Eis nos, por conseguinte, ante um eloquente projecto de Sociedade elaborado desde milenários, pleno dos dados da vida e da história dos Homens, cuja a solidez nada tem a cobiçar e invejar a nenhum outro e cuja a nobreza reside no lugar primordial acordado, não ao indivíduo (em si), mas, sim, efectivamente, ao Homem, em toda a sua dimensão e grandeza humana, seguramente.
Pode-se asseverar que a démarche Africana é humanista. Todavia, para garantir a sua felicidade e a do Outro, foi preciso, aliás, como, em toda a Sociedade Humana, edificar um sistema de controlo. Este último protege, no entanto, asfixia, simultaneamente. De feito, não há dúvida nenhuma, que o maior inimigo de todo empreendimento humano, por mais elaborado que seja, é o factor tempo.

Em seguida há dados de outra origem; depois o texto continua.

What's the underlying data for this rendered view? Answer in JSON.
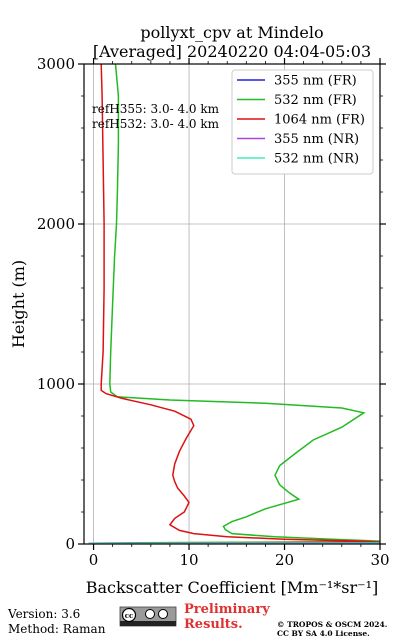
{
  "chart_data": {
    "type": "line",
    "title_line1": "pollyxt_cpv at Mindelo",
    "title_line2": "[Averaged] 20240220 04:04-05:03",
    "xlabel": "Backscatter Coefficient [Mm⁻¹*sr⁻¹]",
    "ylabel": "Height (m)",
    "xlim": [
      -1,
      30
    ],
    "ylim": [
      0,
      3000
    ],
    "xticks": [
      0,
      10,
      20,
      30
    ],
    "yticks": [
      0,
      1000,
      2000,
      3000
    ],
    "grid": true,
    "legend_position": "top-right",
    "annotation_lines": [
      "refH355:  3.0- 4.0 km",
      "refH532:  3.0- 4.0 km"
    ],
    "series": [
      {
        "name": "355 nm (FR)",
        "color": "#2222dd",
        "points": []
      },
      {
        "name": "532 nm (FR)",
        "color": "#22bb22",
        "points": [
          [
            -0.5,
            5
          ],
          [
            5,
            8
          ],
          [
            12,
            10
          ],
          [
            20,
            12
          ],
          [
            28.5,
            15
          ],
          [
            30,
            18
          ],
          [
            25,
            30
          ],
          [
            19,
            45
          ],
          [
            14.5,
            65
          ],
          [
            13.8,
            90
          ],
          [
            13.6,
            110
          ],
          [
            14.5,
            140
          ],
          [
            16,
            170
          ],
          [
            18,
            220
          ],
          [
            21.5,
            280
          ],
          [
            20.5,
            320
          ],
          [
            19.5,
            370
          ],
          [
            19,
            430
          ],
          [
            19.5,
            490
          ],
          [
            21,
            560
          ],
          [
            23,
            650
          ],
          [
            26,
            730
          ],
          [
            28.3,
            820
          ],
          [
            26,
            850
          ],
          [
            18,
            880
          ],
          [
            8,
            900
          ],
          [
            2.5,
            920
          ],
          [
            1.8,
            950
          ],
          [
            1.7,
            1000
          ],
          [
            1.8,
            1200
          ],
          [
            2,
            1500
          ],
          [
            2.2,
            1800
          ],
          [
            2.4,
            2000
          ],
          [
            2.5,
            2200
          ],
          [
            2.6,
            2500
          ],
          [
            2.6,
            2800
          ],
          [
            2.3,
            3000
          ]
        ]
      },
      {
        "name": "1064 nm (FR)",
        "color": "#dd1111",
        "points": [
          [
            5.5,
            5
          ],
          [
            15,
            8
          ],
          [
            24,
            11
          ],
          [
            30,
            12
          ],
          [
            28,
            18
          ],
          [
            20,
            30
          ],
          [
            14,
            45
          ],
          [
            10.5,
            65
          ],
          [
            9,
            85
          ],
          [
            8,
            120
          ],
          [
            8.5,
            160
          ],
          [
            9.5,
            200
          ],
          [
            10,
            260
          ],
          [
            9.5,
            300
          ],
          [
            8.8,
            350
          ],
          [
            8.5,
            390
          ],
          [
            8.3,
            430
          ],
          [
            8.5,
            500
          ],
          [
            9,
            580
          ],
          [
            9.7,
            660
          ],
          [
            10.5,
            740
          ],
          [
            10.2,
            780
          ],
          [
            8.5,
            830
          ],
          [
            6,
            870
          ],
          [
            3,
            910
          ],
          [
            1.3,
            940
          ],
          [
            0.8,
            960
          ],
          [
            0.8,
            1000
          ],
          [
            1,
            1200
          ],
          [
            1.1,
            1600
          ],
          [
            1.1,
            2000
          ],
          [
            1,
            2400
          ],
          [
            0.9,
            2800
          ],
          [
            0.8,
            3000
          ]
        ]
      },
      {
        "name": "355 nm (NR)",
        "color": "#aa44dd",
        "points": [
          [
            -0.5,
            5
          ],
          [
            10,
            6
          ],
          [
            20,
            7
          ],
          [
            30,
            8
          ]
        ]
      },
      {
        "name": "532 nm (NR)",
        "color": "#44eebb",
        "points": [
          [
            -0.5,
            3
          ],
          [
            8,
            4
          ],
          [
            18,
            5
          ],
          [
            30,
            5
          ]
        ]
      }
    ]
  },
  "footer": {
    "version": "Version: 3.6",
    "method": "Method: Raman",
    "preliminary_line1": "Preliminary",
    "preliminary_line2": "Results.",
    "license_line1": "© TROPOS & OSCM 2024.",
    "license_line2": "CC BY SA 4.0 License.",
    "badge_text": "cc by sa",
    "preliminary_color": "#e03030"
  }
}
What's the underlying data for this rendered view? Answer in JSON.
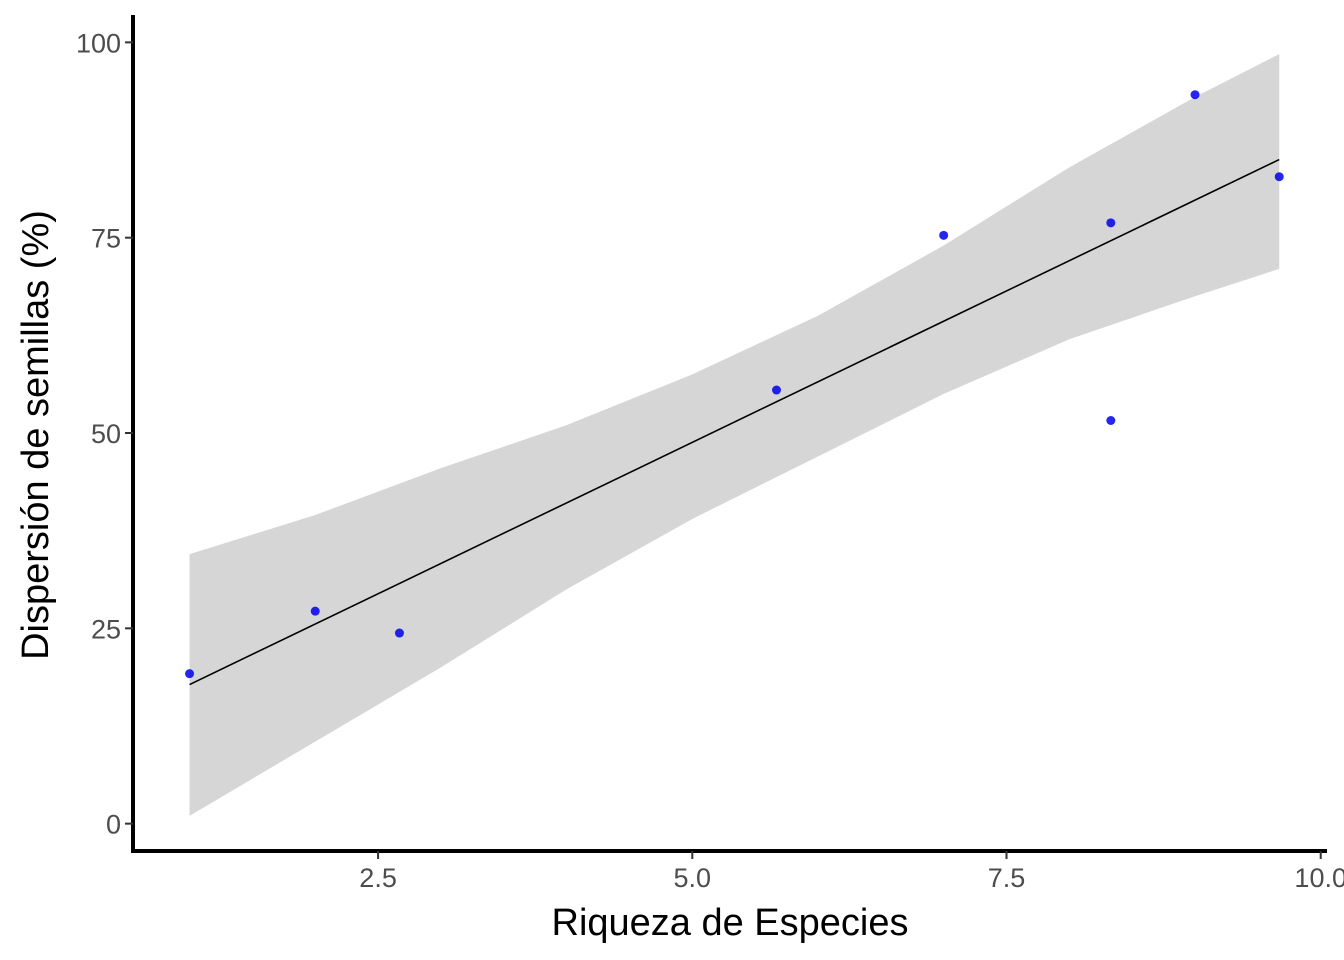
{
  "chart_data": {
    "type": "scatter",
    "title": "",
    "xlabel": "Riqueza de Especies",
    "ylabel": "Dispersión de semillas (%)",
    "xlim": [
      0.55,
      10.05
    ],
    "ylim": [
      -3.5,
      103.5
    ],
    "x_ticks": [
      2.5,
      5.0,
      7.5,
      10.0
    ],
    "x_tick_labels": [
      "2.5",
      "5.0",
      "7.5",
      "10.0"
    ],
    "y_ticks": [
      0,
      25,
      50,
      75,
      100
    ],
    "y_tick_labels": [
      "0",
      "25",
      "50",
      "75",
      "100"
    ],
    "grid": false,
    "legend": "none",
    "series": [
      {
        "kind": "points",
        "color": "#0000ee",
        "x": [
          1.0,
          2.0,
          2.67,
          5.67,
          7.0,
          8.33,
          8.33,
          9.0,
          9.67
        ],
        "y": [
          19.2,
          27.2,
          24.4,
          55.5,
          75.3,
          76.9,
          51.6,
          93.3,
          82.8
        ]
      },
      {
        "kind": "regression-line",
        "color": "#000000",
        "x": [
          1.0,
          9.67
        ],
        "y": [
          17.8,
          85.0
        ]
      },
      {
        "kind": "confidence-band",
        "color": "#d6d6d6",
        "x": [
          1.0,
          2.0,
          3.0,
          4.0,
          5.0,
          6.0,
          7.0,
          8.0,
          9.0,
          9.67
        ],
        "lower": [
          1.0,
          10.5,
          20.0,
          30.0,
          39.0,
          47.0,
          55.0,
          62.0,
          67.5,
          71.0
        ],
        "upper": [
          34.5,
          39.5,
          45.5,
          51.0,
          57.5,
          65.0,
          74.0,
          84.0,
          93.0,
          98.5
        ]
      }
    ]
  }
}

E, a despeito de tudo, as Sociedades Africanas não escapam à dinâmica interna desta elucidativa regra e que, por seu turno, a Solidariedade, por mais louvável que ela seja, não está imune de ser vítima da injustiça, fonte, aliás, de conflitos e susceptível, mesmo de conduzir à morte.

Lisboa, 21 Julho 2010
KWAME KONDÉ
(Intelectual/Internacionalista --- Cidadão do Mundo).